The bread is warm, yeasty and fresh at Tita’s Grill, a family owned restaurant opened by professional football player Junior Ah You. A local boy who spent years on the Canadian football circuit, he moved his family back to Kahuku after retirement. For $1 you can get a slice of the Polynesian bread, slathered in butter. For under two bucks, you can get Samoan panipopo, a roll covered in sweet, thick coconut sauce. There are hot sandwiches and local grinds too, but that bread is the main show. And at the intersection of the only traffic light, this place is a crossroads of the community, and a great place to people watch, Kahuku-style. 56-1101 Kamehameha Highway, titasgrill.com.
Signs of Change
Roadsides on the way to Kahuku and Laie are peppered with handmade, anti-development signs. Some of the messages are clear (“Nuff Hotels Already”), but most aren’t (“Eminent Domain Abuse”). Here’s your primer for what’s really going on.
- The slogan “Keep the Country Country” was coined in opposition to the initial Turtle Bay development in the 1970s. In the 1980s, the city and county gave Turtle Bay the go-ahead to expand to the tune of 840 acres, stretching from Kawela Bay to Kahuku Point. The zoning entitlement permits five hotels and 2,500 units. “We’re not against development, but we are against dumb development,” says Tim Vandeveer, vice president of the Defend Oahu Coalition. The original development was way too big, and would effect wildlife habitats and cause snarls of traffic, Vandeveer says.
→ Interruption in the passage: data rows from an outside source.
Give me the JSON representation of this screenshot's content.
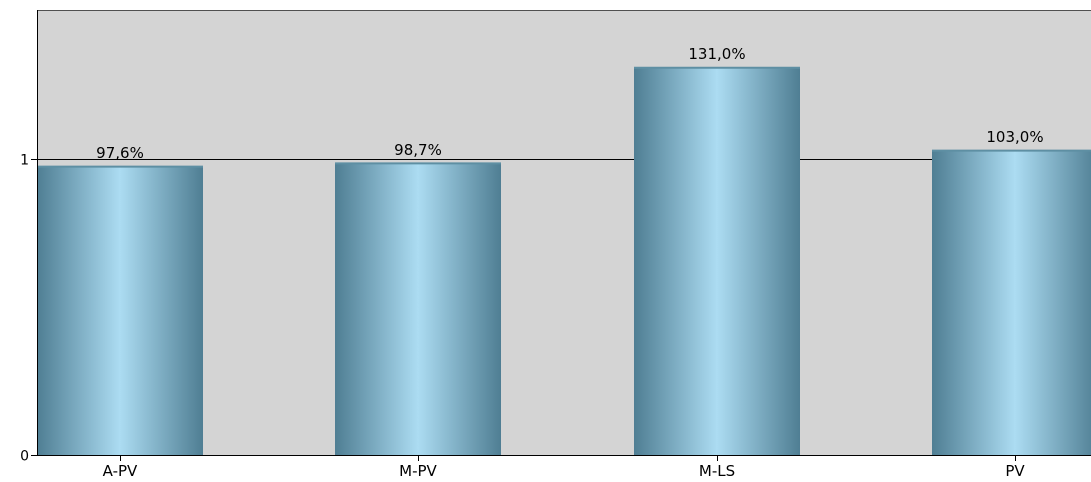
{
  "chart_data": {
    "type": "bar",
    "title": "",
    "xlabel": "",
    "ylabel": "",
    "categories": [
      "A-PV",
      "M-PV",
      "M-LS",
      "PV"
    ],
    "values": [
      0.976,
      0.987,
      1.31,
      1.03
    ],
    "value_labels": [
      "97,6%",
      "98,7%",
      "131,0%",
      "103,0%"
    ],
    "ylim": [
      0,
      1.5
    ],
    "yticks": [
      0,
      1
    ],
    "ytick_labels": [
      "0",
      "1"
    ],
    "reference_line": 1,
    "grid": false,
    "legend": "none",
    "colors": {
      "plot_background": "#d4d4d4",
      "bar_edge": "#5e8fa3",
      "bar_mid": "#4f7e93",
      "bar_highlight": "#acdcf2",
      "axis": "#000000"
    }
  }
}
- “I think you’ll find that for as many people who oppose any development, an equal number of people would like to have some hotel jobs up here,” says Drew Stotesbury, owner’s representative for Turtle Bay Resort. “But for most people in the community 2,500 units is too much. We think it’s too much also. We’re trying to find out the right size,” he says. Turtle Bay is in the process of drafting a new, court-ordered Environmental Impact Statement to replace the one from 25 years ago; Stotesbury says it will include less than half the original number of rooms.
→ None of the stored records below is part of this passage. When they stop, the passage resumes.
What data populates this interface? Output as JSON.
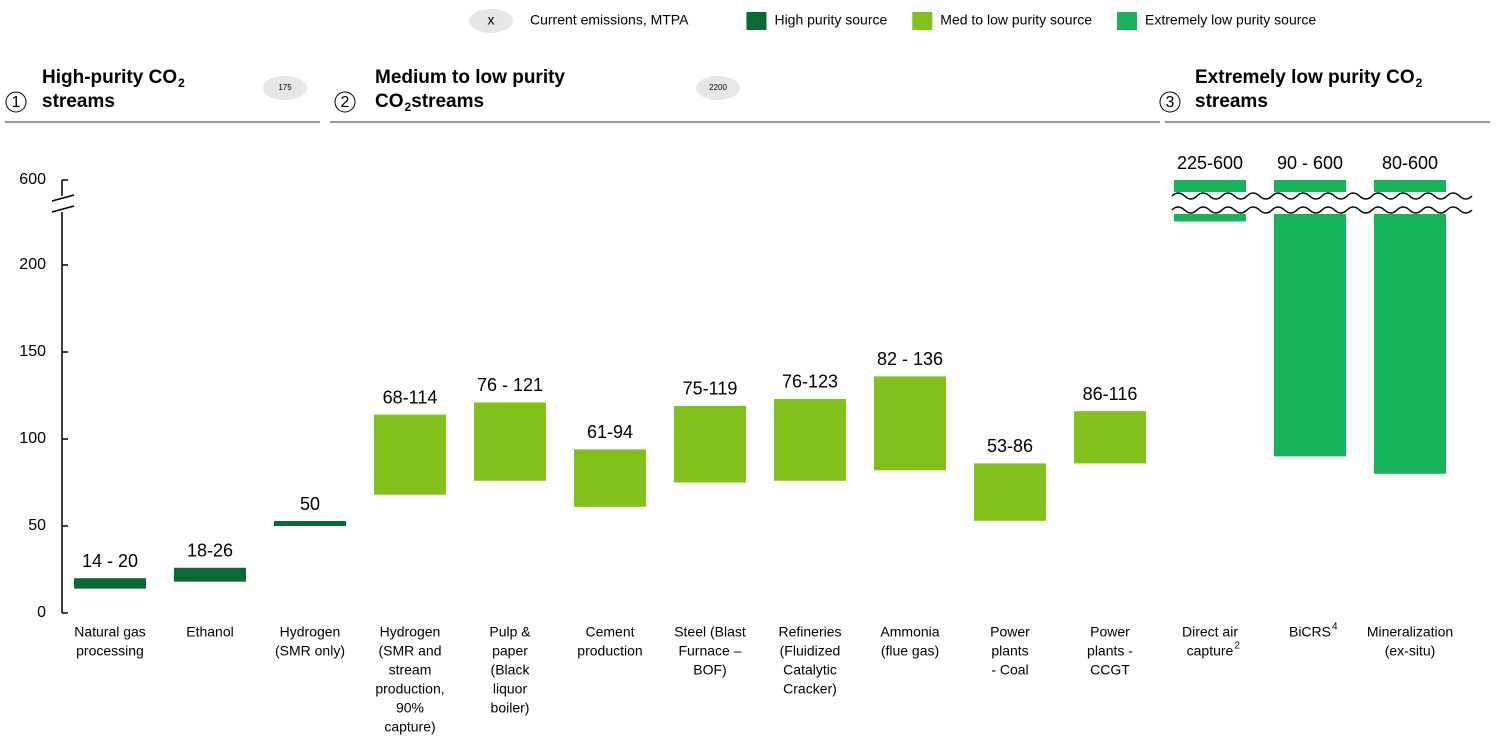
{
  "chart_data": {
    "type": "range_bar",
    "legend_title": "Current emissions, MTPA",
    "legend_marker": "x",
    "ylim": [
      0,
      600
    ],
    "y_break": 230,
    "yticks": [
      0,
      50,
      100,
      150,
      200,
      600
    ],
    "series": [
      {
        "name": "High purity source",
        "color": "#0b6a34",
        "number": 1,
        "emissions": 175,
        "header": [
          [
            "High-purity CO",
            "2"
          ],
          [
            "streams"
          ]
        ],
        "categories": [
          [
            "Natural gas",
            "processing"
          ],
          [
            "Ethanol"
          ],
          [
            "Hydrogen",
            "(SMR only)"
          ]
        ],
        "footnotes": [
          null,
          null,
          null
        ],
        "low": [
          14,
          18,
          50
        ],
        "high": [
          20,
          26,
          50
        ],
        "value_labels": [
          "14 - 20",
          "18-26",
          "50"
        ]
      },
      {
        "name": "Med to low purity source",
        "color": "#80c11c",
        "number": 2,
        "emissions": 2200,
        "header": [
          [
            "Medium to low purity"
          ],
          [
            "CO",
            "2",
            " streams"
          ]
        ],
        "categories": [
          [
            "Hydrogen",
            "(SMR and",
            "stream",
            "production,",
            "90%",
            "capture)"
          ],
          [
            "Pulp &",
            "paper",
            "(Black",
            "liquor",
            "boiler)"
          ],
          [
            "Cement",
            "production"
          ],
          [
            "Steel (Blast",
            "Furnace –",
            "BOF)"
          ],
          [
            "Refineries",
            "(Fluidized",
            "Catalytic",
            "Cracker)"
          ],
          [
            "Ammonia",
            "(flue gas)"
          ],
          [
            "Power",
            "plants",
            "- Coal"
          ],
          [
            "Power",
            "plants -",
            "CCGT"
          ]
        ],
        "footnotes": [
          null,
          null,
          null,
          null,
          null,
          null,
          null,
          null
        ],
        "low": [
          68,
          76,
          61,
          75,
          76,
          82,
          53,
          86
        ],
        "high": [
          114,
          121,
          94,
          119,
          123,
          136,
          86,
          116
        ],
        "value_labels": [
          "68-114",
          "76 - 121",
          "61-94",
          "75-119",
          "76-123",
          "82 - 136",
          "53-86",
          "86-116"
        ]
      },
      {
        "name": "Extremely low purity source",
        "color": "#16b35a",
        "number": 3,
        "emissions": null,
        "header": [
          [
            "Extremely low purity CO",
            "2"
          ],
          [
            "streams"
          ]
        ],
        "categories": [
          [
            "Direct air",
            "capture"
          ],
          [
            "BiCRS"
          ],
          [
            "Mineralization",
            "(ex-situ)"
          ]
        ],
        "footnotes": [
          "2",
          "4",
          null
        ],
        "low": [
          225,
          90,
          80
        ],
        "high": [
          600,
          600,
          600
        ],
        "value_labels": [
          "225-600",
          "90 - 600",
          "80-600"
        ]
      }
    ]
  }
}
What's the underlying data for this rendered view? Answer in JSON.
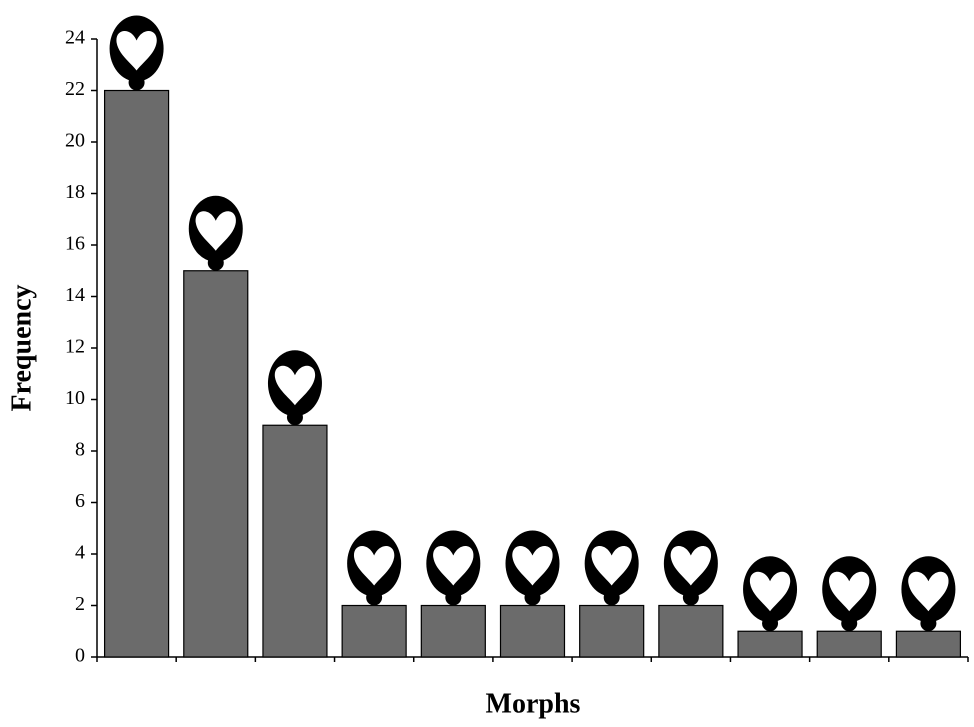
{
  "chart_data": {
    "type": "bar",
    "x_label": "Morphs",
    "y_label": "Frequency",
    "categories": [
      null,
      null,
      null,
      null,
      null,
      null,
      null,
      null,
      null,
      null,
      null
    ],
    "values": [
      22,
      15,
      9,
      2,
      2,
      2,
      2,
      2,
      1,
      1,
      1
    ],
    "color": "#6b6b6b",
    "ylim": [
      0,
      24
    ],
    "yticks": [
      0,
      2,
      4,
      6,
      8,
      10,
      12,
      14,
      16,
      18,
      20,
      22,
      24
    ],
    "grid": false
  }
}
- In Laie, Hawaii Reserves, Inc.—the company that manages and owns the Mormon Church’s property—wants to replace the 49-room Laie Inn, demolished last year, with a 222-room Courtyard by Marriott Hotel. They say it will create 150 construction jobs, $2.5 million in wages and 125 jobs when the hotel becomes permanent. But the Defend Oahu Coalition is worried about flooding and the environmental impact of “pouring 400 cubic feet of concrete,” according to Vandeveer. More important, he says, is to see the hotel as only the first part of a much larger development proposal, dubbed “Envision Laie.” The Koolau Loa Sustainable Communities plan would create a new Malaekahana Residential Community that includes 800 homes.